À cela s’ajoute l’endettement massif des grandes entreprises de la tech, qui empruntent pour financer des investissements colossaux dans l’intelligence artificielle. Cette accumulation de besoins de financement alimente la hausse générale du prix de l’argent.

Inflation, énergie, guerre

L'autre grande inquiétude, c'est le retour de l'inflation. On le voit notamment sur l'énergie. Or, pour un prêteur, l’inflation est l'ennemi : elle réduit la valeur réelle de l’argent remboursé. Si les prix augmentent fortement, le créancier récupère une somme qui vaut moins qu’au moment où il a prêté, et risque ainsi d’être remboursé en monnaie de singe. Là encore, il demande donc une rémunération plus forte.

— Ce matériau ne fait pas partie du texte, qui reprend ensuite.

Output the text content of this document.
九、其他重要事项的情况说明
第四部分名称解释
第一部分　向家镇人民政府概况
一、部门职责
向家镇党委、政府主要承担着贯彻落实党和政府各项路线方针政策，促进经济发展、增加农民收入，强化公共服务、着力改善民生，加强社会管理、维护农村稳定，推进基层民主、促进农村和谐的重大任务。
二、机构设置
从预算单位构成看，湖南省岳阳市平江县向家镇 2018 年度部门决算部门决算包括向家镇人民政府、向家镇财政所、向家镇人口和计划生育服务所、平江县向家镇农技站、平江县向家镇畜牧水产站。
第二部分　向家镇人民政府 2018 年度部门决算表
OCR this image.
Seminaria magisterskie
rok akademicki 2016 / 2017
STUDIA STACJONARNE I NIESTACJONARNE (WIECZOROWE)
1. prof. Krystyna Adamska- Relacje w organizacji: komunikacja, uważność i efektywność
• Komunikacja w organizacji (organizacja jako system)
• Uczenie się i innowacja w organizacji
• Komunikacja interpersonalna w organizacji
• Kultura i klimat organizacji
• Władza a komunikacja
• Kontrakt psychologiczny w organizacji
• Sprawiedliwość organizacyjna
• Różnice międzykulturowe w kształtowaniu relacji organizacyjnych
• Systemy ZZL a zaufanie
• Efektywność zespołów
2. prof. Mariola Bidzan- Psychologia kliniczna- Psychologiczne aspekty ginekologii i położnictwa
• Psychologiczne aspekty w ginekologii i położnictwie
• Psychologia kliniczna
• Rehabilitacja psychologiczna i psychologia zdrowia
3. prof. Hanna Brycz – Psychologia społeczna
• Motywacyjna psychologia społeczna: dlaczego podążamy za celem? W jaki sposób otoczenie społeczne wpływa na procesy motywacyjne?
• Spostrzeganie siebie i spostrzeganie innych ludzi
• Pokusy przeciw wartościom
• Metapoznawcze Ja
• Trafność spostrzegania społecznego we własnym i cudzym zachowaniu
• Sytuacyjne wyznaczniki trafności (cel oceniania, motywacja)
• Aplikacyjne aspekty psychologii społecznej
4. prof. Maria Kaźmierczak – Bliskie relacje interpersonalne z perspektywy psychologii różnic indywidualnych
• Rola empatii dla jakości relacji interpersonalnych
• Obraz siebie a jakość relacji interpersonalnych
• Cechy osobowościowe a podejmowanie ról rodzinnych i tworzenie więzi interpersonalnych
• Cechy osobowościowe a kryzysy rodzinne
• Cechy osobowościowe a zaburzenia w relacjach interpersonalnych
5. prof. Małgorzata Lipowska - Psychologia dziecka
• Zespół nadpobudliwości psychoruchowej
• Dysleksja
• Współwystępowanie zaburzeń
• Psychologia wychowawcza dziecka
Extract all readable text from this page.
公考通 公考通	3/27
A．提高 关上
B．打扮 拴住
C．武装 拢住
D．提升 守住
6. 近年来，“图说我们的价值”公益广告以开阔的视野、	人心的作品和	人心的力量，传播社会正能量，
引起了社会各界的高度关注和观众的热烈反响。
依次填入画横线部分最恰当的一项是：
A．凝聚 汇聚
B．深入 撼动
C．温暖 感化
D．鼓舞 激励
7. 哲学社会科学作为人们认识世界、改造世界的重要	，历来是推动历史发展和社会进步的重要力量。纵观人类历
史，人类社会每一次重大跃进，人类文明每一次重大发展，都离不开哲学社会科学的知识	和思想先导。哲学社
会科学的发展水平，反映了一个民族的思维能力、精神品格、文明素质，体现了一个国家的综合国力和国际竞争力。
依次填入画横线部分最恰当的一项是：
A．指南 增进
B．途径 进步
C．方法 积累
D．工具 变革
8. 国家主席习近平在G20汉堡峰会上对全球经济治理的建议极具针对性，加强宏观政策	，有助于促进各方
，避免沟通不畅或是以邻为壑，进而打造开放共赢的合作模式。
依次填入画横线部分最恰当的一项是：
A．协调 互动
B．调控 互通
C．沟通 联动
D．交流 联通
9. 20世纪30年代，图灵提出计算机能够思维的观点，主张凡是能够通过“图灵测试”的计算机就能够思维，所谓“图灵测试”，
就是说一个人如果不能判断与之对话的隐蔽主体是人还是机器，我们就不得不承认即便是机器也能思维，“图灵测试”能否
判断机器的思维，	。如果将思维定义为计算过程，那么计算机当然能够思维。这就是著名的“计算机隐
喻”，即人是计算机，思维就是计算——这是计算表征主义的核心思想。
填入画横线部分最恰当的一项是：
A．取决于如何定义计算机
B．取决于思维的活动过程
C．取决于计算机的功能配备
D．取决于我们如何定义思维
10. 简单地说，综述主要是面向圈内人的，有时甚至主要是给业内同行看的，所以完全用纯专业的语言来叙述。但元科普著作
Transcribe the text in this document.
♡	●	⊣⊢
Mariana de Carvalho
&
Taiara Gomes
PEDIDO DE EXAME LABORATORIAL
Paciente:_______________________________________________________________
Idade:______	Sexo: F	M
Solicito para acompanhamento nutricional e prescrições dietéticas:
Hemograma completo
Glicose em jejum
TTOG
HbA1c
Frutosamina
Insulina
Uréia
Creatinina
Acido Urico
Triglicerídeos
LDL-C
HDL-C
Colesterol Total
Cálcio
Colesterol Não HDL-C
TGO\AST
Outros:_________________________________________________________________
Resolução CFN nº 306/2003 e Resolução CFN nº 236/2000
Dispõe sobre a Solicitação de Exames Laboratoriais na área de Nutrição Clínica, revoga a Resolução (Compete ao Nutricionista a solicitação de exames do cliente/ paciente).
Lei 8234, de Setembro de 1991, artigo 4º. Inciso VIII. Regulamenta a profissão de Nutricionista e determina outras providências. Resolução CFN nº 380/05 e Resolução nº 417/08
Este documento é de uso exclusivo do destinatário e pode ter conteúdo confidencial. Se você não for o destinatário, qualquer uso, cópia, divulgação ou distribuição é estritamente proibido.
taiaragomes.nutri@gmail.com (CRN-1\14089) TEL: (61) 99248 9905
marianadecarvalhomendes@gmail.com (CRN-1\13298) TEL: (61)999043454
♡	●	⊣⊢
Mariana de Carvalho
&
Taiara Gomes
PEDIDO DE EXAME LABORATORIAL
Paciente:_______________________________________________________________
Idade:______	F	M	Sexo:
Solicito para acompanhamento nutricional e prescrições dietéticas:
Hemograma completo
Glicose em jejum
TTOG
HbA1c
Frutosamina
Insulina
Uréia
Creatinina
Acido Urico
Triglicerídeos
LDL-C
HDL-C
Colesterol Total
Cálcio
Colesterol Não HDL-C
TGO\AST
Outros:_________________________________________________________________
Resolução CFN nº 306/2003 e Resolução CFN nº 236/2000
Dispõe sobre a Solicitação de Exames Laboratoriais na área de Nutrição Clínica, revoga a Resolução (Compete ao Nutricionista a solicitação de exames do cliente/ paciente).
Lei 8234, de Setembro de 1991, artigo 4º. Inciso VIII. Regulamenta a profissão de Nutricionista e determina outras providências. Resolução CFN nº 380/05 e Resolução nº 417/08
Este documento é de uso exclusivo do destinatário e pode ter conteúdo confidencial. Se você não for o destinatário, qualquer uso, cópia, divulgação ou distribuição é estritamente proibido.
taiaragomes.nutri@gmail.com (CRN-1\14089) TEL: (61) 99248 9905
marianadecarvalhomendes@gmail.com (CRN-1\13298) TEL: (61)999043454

Cette inflation est elle-même nourrie par les désordres du monde. La guerre d’Iran fait flamber les cours du pétrole et du gaz. Plus largement, la fragilisation du commerce mondial et des chaînes d’approvisionnement, de plus en plus exposées aux tensions militaires et géopolitiques, entretient cette pression. Le risque est celui d’un monde durablement plus inflationniste.

Pour les particuliers, les conséquences sont très concrètes. D’abord comme contribuables : la dette publique coûtera plus cher à financer, et cela se voit déjà cette année. Ensuite comme consommateurs : les crédits à la consommation et les crédits immobiliers deviennent eux aussi plus chers. C'est le prix très concret de l'instabilité mondiale.